Story highlights
- Trump dissolved business advisory panels after exodus of CEOs who said they were troubled by his handling of Charlottesville
- Mark Bauerlein: Liberals have made it impossible to sit at table with someone with whom you disagree. This hurts democracy
Mark Bauerlein is a professor of English at Emory University, senior editor of the journal "First Things" and author of "The Dumbest Generation: How the Digital Age Stupefies Young Americans and Jeopardizes Our Future; Or, Don't Trust Anyone Under 30." The opinions expressed in this commentary are his own.
(CNN)It's
hard to imagine that mob violence over a Confederate statue in
Charlottesville, Virginia, has any bearing on business groups organized
by the White House, but the President's two CEO panels ended up toppled
in the chaos of the past week anyway. There is a lesson here, but it may
be different from what you think.
After
three, then four, then six, and finally eight business and union
leaders resigned in rapid succession from the Manufacturing Council and
the Strategic and Public Policy Forum, President Donald Trump dissolved
the panels entirely.
This
is where we are.

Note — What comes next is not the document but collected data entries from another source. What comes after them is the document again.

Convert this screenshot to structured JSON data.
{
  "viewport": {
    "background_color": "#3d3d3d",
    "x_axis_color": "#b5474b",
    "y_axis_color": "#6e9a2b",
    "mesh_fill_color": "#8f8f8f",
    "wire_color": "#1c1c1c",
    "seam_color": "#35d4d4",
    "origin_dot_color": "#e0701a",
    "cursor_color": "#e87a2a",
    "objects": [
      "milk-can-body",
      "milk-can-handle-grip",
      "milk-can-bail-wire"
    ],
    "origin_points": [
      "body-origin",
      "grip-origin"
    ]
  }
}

Nothing is immune to partisanship; everything is
political; you can't disagree with others and remain at the table
together.
The members
resigned because of something that had no relation to corporations and
the workforce. They believed that Trump didn't denounce white
supremacists quickly and unambiguously enough -- and thus, he was
complicit in American racism, a view the President seemed to bolster
with comments Tuesday that walked back his more moderate comments on
Charlottesville from two days earlier. The CEOs took their cue from the
media.
A column in USA Today maintained that President Trump's initial tweets "provided aid and comfort to the Nazis and white supremacists." The headline
at Mother Jones says it all: "What Does It Take for Conservatives to
Acknowledge that Donald Trump Is Racist?" On the right, too, we find
voices joining the chorus. Commentary's John Podhoretz claimed that
Trump's instinct is: "Do not attack the white supremacists."
Against
this background came the statements of the CEOs who fled Trump's
council. Scott Paul, head of the Alliance for American Manufacturing,
stated, "I'm resigning from the Manufacturing Jobs Initiative because
it's the right thing for me to do." Kenneth Frazier said in a statement,
"As CEO of Merck and as a matter of personal conscience, I feel a
responsibility to take a stand against intolerance and extremism."
Others in the groups expressed similar opinions.
While
they sound reasonable and benign, each resignation has an implicit
message: Trump is not inclusive and tolerant; he is regressive. After
all, how is resigning from the council taking "a stand against
intolerance and extremism" unless Trump is intolerant and extreme?
The
tacit equation is this: Trump equals the KKK. And according to the
resigning leaders, avoiding him, rejecting him, distancing one's self,
are all "the right thing to do" -- not arguing with him, urging him to
take a different course, or demanding that he choose sides between white
supremacists and hostile groups on the left.
In
truth, the President's only crime was that he spoke too generally about
the violence in Charlottesville, with his remarks that "many sides"
were responsible. This comment, which he initially made on Saturday, and
reiterated on Tuesday, was one that the CEOs deemed punishable. Trump
wouldn't acknowledge the "white" factor, and so the resigners decided to
join the countless Americans who seek to shun and shame him.
If
they wished only to criticize the President's response, they could
easily have done so while remaining members of the newly formed panels.
They could have even used their position to start a dialog with Trump
about the issue: "Mr. President, I join you in advancing the cause of US
workers, but your take on what's going on in Virginia and elsewhere is
backward." That is, in fact, what Walmart's CEO had done, as well as had the head of Blackstone.
But
in the climate liberals have created, especially where race and sex are
concerned, criticism isn't enough, no matter how stern and slashing.
The villain must be isolated. Interaction of any kind is the same as
endorsement. Even sitting down to debate with the President at a meeting
would violate their moral code.
It's
the kind of righteous distaste I've seen from liberal academics when
they've found themselves at professional gatherings stuck in the
presence of a conservative. Contentious, but polite conversation is
asking too much of them.
In
other words, the resignations are another version of the social ritual
of exclusion. They are passive-aggressive in that they explicitly
indicate that the CEOS are separating themselves from the
administration, but implicitly they are an exile of Trump from the
society of well-meaning, open-minded souls.
We
are polarized as never before, but while in the past we understood the
two camps in political terms, left and right, liberal and conservative,
increasingly we see it cast in personal terms, the enlightened vs. the
ignorant, respectable vs. deplorable, tolerant vs. bigoted.
Given this division, how will we ever reconcile with one another in a shared democracy?